Ethereum/Mexican Peso (ETHMXN) opened at 61,419 MXN on 2025-11-06 at 12:00 ET and traded between 61,361 and 62,209 MXN over the following 24 hours, closing at 61,663 MXN on 2025-11-07 at 12:00 ET. Total volume traded was 2.06 MXN, with total notional turnover amounting to 126,804.7 MXN. The pair displayed a range-bound profile with limited directional bias.
The 15-minute OHLCV data reveals a lack of conviction. A key support level at 61,488 MXN was tested multiple times without strong rejection or a clear breakdown, while resistance at 61,767 MXN was approached but not decisively broken. The most notable candle was a bullish engulfing pattern at 2025-1106 190000, indicating potential buyer interest, though follow-through failed to materialize. A bearish rejection occurred at 2025-1106 204500, with a sharp decline from 61,966 to 61,488 MXN on a single candlestick, suggesting short-term bearish pressure.
Bollinger Bands remained relatively tight, indicating low volatility. The 20-period and 50-period moving averages were close together, reinforcing the lack of clear momentum. MACD showed a flat histogram with no divergence, and RSI fluctuated between 45 and 55, suggesting a balance between bulls and bears. The lack of overbought or oversold conditions implies that the market is in a consolidation phase.

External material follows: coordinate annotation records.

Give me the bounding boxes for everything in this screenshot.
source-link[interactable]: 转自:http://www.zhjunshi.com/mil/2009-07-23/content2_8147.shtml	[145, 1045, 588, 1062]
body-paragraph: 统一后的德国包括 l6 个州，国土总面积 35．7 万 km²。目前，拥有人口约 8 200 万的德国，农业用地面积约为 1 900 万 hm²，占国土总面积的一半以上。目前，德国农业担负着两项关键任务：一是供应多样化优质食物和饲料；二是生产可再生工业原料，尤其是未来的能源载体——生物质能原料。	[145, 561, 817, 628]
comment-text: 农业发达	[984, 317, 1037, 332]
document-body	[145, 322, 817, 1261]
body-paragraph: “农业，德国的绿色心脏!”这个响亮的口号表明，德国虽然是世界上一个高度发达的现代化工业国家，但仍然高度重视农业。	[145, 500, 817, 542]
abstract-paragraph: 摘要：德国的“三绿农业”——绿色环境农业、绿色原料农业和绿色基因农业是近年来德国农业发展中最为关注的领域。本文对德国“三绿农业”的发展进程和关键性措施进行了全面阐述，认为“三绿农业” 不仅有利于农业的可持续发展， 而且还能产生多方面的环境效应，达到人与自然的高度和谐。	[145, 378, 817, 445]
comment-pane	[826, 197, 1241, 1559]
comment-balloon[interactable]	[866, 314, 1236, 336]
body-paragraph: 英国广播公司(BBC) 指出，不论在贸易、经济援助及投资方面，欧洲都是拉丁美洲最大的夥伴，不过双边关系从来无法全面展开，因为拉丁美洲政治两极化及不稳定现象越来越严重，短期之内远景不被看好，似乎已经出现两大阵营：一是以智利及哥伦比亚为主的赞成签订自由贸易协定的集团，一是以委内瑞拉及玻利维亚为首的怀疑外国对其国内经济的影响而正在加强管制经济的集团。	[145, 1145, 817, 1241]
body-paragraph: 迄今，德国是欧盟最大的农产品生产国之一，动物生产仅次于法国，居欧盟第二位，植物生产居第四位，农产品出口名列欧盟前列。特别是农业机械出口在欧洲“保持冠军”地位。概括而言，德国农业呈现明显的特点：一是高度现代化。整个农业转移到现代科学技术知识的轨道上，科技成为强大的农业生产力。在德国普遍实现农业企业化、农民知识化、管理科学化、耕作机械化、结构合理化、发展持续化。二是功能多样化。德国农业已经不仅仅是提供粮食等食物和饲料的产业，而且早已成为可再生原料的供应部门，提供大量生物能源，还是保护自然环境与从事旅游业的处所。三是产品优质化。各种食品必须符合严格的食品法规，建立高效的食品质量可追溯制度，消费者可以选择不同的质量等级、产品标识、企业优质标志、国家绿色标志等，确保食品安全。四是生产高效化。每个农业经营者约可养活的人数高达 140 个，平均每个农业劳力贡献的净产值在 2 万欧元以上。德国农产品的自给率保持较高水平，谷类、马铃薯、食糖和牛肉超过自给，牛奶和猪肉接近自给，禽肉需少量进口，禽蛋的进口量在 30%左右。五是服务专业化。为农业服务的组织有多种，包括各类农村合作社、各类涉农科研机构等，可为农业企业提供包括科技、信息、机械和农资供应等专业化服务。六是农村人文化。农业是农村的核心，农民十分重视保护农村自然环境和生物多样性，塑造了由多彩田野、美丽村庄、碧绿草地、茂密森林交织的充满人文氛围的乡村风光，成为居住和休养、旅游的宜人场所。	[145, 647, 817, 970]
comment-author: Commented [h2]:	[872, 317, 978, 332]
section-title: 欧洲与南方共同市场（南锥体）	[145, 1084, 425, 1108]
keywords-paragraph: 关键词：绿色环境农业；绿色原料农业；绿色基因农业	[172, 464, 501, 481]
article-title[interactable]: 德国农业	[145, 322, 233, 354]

Fibonacci retracement levels were applied to the recent 15-minute swing from 61,488 to 62,209 MXN, with the 61.8% level near 61,663 MXN, which coincided with the closing price. This alignment could suggest a short-term equilibrium point for the pair.

Backtest Hypothesis
Given the challenges in obtaining direct ETH-MXN data, a synthetic ETH-MXN price series can be constructed using ETH-USD and USD-MXN exchange rates. This proxy method allows for historical testing of support (61,488) and resistance (61,767) levels in the ETH-MXN cross. Such an approach is essential to confirm the behavior of these levels during previous price touches and breakouts. If these levels historically acted as meaningful psychological and technical barriers, a rules-based strategy—such as entering long on a breakout above 61,767 or short on a breakdown below 61,488—could be backtested with high confidence. This would also help assess the likelihood of similar behavior recurring under today’s market conditions.